The growing market for Metro Ethernet services in the region is being driven mainly by demand from enterprise customers, researchers at In-Stat believe.
Future growth will be boosted by consumer demand for new high-bandwidth services such as IPTV, according to sources at network hardware maker Nortel Networks.
As the number of enterprises in the region connected to Metro Ethernet networks rises from last year's total of 630,000 to an estimated 2.64 million in 2010, service revenues will more than double from $3.12bn to $7.73bn.
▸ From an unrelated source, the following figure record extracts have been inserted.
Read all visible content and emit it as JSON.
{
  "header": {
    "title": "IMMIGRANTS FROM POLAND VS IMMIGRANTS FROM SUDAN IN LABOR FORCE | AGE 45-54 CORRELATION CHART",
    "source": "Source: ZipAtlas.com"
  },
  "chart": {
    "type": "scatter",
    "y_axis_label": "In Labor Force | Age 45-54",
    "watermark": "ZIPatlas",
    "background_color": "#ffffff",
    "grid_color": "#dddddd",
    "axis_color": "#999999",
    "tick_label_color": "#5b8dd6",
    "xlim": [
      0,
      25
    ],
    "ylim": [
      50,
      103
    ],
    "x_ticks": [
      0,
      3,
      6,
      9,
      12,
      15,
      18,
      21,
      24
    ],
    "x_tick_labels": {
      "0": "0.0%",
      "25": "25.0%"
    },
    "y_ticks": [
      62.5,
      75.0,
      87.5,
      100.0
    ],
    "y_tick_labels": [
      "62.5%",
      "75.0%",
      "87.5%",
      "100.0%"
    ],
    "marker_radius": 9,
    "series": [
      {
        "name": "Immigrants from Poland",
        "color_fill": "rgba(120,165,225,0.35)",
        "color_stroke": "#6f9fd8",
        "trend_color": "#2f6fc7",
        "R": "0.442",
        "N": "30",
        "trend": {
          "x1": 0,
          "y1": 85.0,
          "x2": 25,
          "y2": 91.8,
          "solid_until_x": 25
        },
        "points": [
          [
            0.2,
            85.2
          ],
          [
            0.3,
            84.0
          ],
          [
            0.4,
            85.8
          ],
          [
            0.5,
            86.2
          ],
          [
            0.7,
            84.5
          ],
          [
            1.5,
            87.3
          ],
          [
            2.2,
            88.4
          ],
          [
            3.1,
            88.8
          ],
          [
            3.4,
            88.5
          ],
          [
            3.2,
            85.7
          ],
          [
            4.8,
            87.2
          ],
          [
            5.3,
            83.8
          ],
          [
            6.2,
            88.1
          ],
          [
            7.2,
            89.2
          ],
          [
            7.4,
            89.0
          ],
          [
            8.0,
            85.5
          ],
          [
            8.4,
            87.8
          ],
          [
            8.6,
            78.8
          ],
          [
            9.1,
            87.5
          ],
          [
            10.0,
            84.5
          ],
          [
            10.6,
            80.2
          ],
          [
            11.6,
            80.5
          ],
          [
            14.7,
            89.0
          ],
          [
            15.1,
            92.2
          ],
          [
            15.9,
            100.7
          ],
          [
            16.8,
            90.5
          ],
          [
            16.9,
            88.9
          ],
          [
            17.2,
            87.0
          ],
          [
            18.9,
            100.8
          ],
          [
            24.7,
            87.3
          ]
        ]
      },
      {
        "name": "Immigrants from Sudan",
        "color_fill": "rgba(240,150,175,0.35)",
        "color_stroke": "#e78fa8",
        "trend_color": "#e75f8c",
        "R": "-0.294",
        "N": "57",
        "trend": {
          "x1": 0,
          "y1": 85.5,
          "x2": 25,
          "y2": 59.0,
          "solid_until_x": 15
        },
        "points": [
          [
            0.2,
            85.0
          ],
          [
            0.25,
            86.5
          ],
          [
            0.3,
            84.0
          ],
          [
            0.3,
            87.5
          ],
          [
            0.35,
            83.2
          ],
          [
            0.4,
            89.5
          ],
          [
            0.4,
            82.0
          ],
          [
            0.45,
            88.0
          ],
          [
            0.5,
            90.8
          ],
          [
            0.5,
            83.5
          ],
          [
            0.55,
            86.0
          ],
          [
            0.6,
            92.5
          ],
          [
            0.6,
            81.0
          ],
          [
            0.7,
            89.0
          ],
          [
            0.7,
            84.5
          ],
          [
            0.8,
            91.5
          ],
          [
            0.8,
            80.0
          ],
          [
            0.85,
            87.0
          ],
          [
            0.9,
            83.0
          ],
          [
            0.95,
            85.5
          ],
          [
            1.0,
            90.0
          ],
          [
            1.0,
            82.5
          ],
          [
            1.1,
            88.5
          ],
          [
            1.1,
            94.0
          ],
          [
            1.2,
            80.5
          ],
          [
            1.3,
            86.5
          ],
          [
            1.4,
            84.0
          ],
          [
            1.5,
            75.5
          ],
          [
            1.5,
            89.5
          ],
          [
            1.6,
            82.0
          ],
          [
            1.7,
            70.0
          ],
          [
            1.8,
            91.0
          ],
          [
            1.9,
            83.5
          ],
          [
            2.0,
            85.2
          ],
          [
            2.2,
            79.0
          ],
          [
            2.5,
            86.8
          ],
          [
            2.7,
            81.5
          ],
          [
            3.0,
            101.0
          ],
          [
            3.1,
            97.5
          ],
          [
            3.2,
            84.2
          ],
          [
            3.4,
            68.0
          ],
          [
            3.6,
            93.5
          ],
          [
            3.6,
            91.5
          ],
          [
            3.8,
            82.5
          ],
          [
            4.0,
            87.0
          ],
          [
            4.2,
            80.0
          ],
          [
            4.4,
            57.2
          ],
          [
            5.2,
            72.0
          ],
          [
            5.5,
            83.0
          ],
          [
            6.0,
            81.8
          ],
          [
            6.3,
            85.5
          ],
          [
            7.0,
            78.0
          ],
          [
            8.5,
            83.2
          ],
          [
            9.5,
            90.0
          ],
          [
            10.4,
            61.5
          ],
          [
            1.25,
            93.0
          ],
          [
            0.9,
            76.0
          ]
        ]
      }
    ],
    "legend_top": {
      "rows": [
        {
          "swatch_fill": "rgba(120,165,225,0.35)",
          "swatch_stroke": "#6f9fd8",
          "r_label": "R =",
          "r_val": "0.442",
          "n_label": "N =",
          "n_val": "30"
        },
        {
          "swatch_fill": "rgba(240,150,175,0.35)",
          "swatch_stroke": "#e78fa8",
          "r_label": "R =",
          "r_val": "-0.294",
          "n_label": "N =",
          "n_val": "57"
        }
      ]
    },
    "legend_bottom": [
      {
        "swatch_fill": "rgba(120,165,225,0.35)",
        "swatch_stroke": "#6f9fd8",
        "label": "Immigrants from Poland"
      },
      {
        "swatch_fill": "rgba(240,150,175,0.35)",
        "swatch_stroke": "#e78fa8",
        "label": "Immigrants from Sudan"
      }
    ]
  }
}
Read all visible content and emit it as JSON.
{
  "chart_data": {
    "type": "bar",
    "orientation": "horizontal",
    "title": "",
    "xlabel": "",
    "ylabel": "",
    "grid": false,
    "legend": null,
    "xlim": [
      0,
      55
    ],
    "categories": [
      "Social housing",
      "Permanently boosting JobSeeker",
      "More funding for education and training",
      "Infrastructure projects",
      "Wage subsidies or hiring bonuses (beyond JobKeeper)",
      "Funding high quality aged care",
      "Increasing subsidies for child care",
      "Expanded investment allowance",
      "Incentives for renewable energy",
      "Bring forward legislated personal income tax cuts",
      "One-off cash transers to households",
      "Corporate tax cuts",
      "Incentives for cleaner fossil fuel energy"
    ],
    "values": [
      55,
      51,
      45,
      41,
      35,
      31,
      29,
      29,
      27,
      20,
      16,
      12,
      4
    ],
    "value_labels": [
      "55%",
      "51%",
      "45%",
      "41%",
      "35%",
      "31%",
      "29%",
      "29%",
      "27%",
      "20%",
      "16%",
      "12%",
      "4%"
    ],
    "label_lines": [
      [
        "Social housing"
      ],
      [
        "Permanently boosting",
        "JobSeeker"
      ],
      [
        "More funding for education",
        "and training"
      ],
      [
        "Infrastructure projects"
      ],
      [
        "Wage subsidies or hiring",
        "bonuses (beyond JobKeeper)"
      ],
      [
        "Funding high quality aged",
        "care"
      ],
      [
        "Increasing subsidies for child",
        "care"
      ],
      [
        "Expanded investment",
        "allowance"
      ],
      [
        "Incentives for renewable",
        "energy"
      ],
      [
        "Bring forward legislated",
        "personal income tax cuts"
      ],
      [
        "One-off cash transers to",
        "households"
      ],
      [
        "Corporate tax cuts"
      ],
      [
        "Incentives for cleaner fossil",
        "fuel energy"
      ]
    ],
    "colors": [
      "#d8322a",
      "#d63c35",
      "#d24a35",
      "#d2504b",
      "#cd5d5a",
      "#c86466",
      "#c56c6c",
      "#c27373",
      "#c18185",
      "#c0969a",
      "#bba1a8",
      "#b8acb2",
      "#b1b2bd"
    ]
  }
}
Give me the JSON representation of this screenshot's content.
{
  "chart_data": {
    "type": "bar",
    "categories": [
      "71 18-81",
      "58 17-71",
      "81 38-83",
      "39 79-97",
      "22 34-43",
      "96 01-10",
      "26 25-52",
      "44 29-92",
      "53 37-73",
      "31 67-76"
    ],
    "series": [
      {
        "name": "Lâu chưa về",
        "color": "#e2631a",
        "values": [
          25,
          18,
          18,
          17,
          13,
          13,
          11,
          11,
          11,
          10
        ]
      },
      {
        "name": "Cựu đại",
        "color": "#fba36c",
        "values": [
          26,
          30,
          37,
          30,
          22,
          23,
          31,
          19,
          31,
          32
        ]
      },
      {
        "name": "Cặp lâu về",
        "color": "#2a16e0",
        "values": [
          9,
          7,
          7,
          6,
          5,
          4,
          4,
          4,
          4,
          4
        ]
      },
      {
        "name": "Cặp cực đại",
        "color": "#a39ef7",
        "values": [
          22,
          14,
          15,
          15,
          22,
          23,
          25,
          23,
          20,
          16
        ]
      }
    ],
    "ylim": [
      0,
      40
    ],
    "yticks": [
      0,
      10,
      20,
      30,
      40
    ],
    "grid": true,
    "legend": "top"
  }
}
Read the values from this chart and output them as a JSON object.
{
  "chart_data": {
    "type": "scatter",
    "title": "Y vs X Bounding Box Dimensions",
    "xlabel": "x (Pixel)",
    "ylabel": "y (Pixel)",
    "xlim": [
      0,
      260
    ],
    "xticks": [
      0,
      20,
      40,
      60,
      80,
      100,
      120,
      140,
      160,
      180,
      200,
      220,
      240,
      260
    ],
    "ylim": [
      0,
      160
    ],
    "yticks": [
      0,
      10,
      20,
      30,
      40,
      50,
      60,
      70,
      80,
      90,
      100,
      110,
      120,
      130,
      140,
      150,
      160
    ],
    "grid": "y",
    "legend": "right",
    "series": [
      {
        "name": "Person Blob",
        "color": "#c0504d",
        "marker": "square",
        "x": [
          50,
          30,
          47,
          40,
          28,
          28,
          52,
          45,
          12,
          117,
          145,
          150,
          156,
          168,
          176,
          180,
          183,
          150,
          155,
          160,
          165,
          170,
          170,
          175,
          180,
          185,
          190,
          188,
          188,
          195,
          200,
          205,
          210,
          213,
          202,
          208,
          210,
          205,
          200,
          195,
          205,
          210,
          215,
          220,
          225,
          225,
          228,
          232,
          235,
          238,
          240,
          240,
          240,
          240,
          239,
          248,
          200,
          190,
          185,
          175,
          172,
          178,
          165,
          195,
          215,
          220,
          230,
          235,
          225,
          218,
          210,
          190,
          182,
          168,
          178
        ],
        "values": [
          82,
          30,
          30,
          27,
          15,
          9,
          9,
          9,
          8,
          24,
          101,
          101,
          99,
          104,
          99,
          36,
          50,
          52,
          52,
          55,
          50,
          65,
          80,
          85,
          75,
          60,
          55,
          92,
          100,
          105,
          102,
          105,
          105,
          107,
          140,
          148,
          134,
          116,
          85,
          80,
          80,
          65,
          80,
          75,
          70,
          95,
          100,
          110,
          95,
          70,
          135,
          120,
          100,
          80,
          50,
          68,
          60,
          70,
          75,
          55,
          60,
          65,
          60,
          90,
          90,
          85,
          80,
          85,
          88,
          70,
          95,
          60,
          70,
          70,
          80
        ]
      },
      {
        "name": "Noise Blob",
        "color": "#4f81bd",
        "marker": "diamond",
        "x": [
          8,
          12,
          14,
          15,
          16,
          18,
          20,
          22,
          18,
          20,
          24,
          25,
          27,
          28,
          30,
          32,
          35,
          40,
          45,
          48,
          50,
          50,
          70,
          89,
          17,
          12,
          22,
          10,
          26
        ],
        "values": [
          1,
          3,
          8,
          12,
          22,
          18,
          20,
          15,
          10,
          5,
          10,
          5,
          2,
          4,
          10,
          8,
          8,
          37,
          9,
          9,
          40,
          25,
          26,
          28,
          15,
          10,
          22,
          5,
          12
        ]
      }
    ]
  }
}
"As service providers realise that the bandwidth flexibility Metro Ethernet offers to enterprise users is greatly welcomed, they will put more effort into developing market opportunities around basic Metro Ethernet connectivity in the next five years," said In-Stat analyst Vincent Liu.
Ethernet was originally designed for short range local area networks. Metro Ethernet extends the range of the technology to cover entire urban areas, as the name suggests.
The resulting system is sometimes classified formally as a metropolitan area network. Metro Ethernet is often carried on an optical fibre backbone, with short range wired or wireless links from local hubs to individual users.
Manufacturers of Ethernet hardware claim that the tried and tested nature of the technology makes it cheaper to implement than competing systems, even when the range is extended in this way.